Is axiom of choice necessary for proving that every infinite set has a countably infinite subset?
Is it possible to prove the following fact without axiom of choice ?
" Every infinite set has a countably infinite subset". Can it be proved that axiom of choice is necessary here ?
Solution 1:
First let us clear up the definitions, since there may be some confusion about them.
We say that a set $A$ is finite, if there is a natural number $n$ and a bijection between $A$ and $\{0,\ldots,n-1\}$. If $A$ is not finite, we say that it is infinite.
We say that a set $A$ is Dedekind-finite, if whenever $f\colon A\to A$ is an injective function, then $f$ is a bijection. If $A$ is not Dedekind-finite, we say that it is Dedekind-infinite.
What can we say immediately?
- Every finite set is Dedekind-finite, and every Dedekind-infinite set is infinite.

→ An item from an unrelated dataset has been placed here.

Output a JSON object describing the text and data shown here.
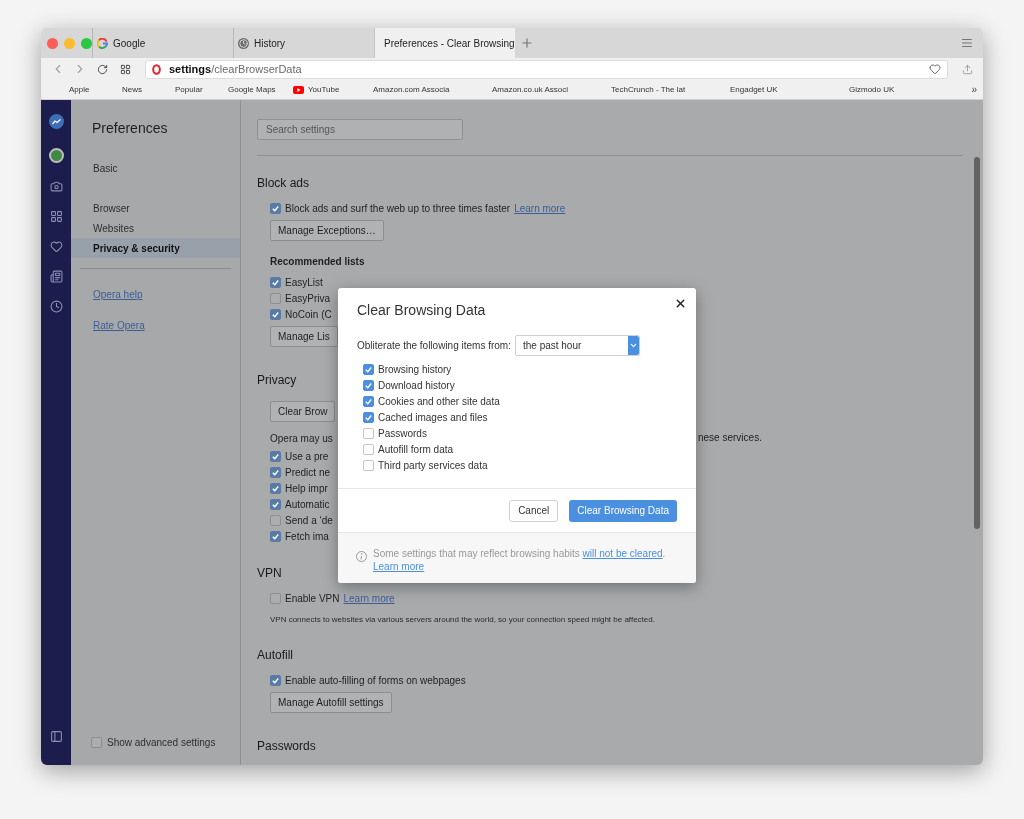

- $A$ is Dedekind-infinite if and only if it has a countably infinite subset if and only if there is an injection from $\Bbb N$ into $A$.
- Equivalently, $A$ is Dedekind-finite if and only if it has no countably infinite subset if and only if there is no injection from $\Bbb N$ into $A$.
While in some low-level courses the definitions may be given as synonymous, the equivalence between finite and Dedekind-finite (or infinite and Dedekind-infinite) requires the presence of countable choice to some degree. This was shown originally by Fraenkel in the context of $\sf ZFA$ (where we allow non-set objects in our universe), and later the proof was imitated by Cohen in the context of forcing and symmetric extensions for producing a model of $\sf ZF$ without atoms where this equivalence fails.
Interestingly enough, Dedekind-finiteness can be graded into various level of finiteness, so some sets are more finite than others. For example, it is possible for a Dedekind-finite set to be mapped onto $\Bbb N$, which in some way makes it "less finite" than sets which cannot be mapped onto $\Bbb N$.
Solution 2:
This cannot be proved without the axiom of choice. A set with no countably infinite subset is called a Dedekind-finite set. An equivalent characterization is that the set is not in one-to-one correspondence with any proper subset of itself. This condition is equivalent to finiteness in ZFC but not in ZF. (See https://en.wikipedia.org/wiki/Dedekind-infinite_set and the references there for more information.)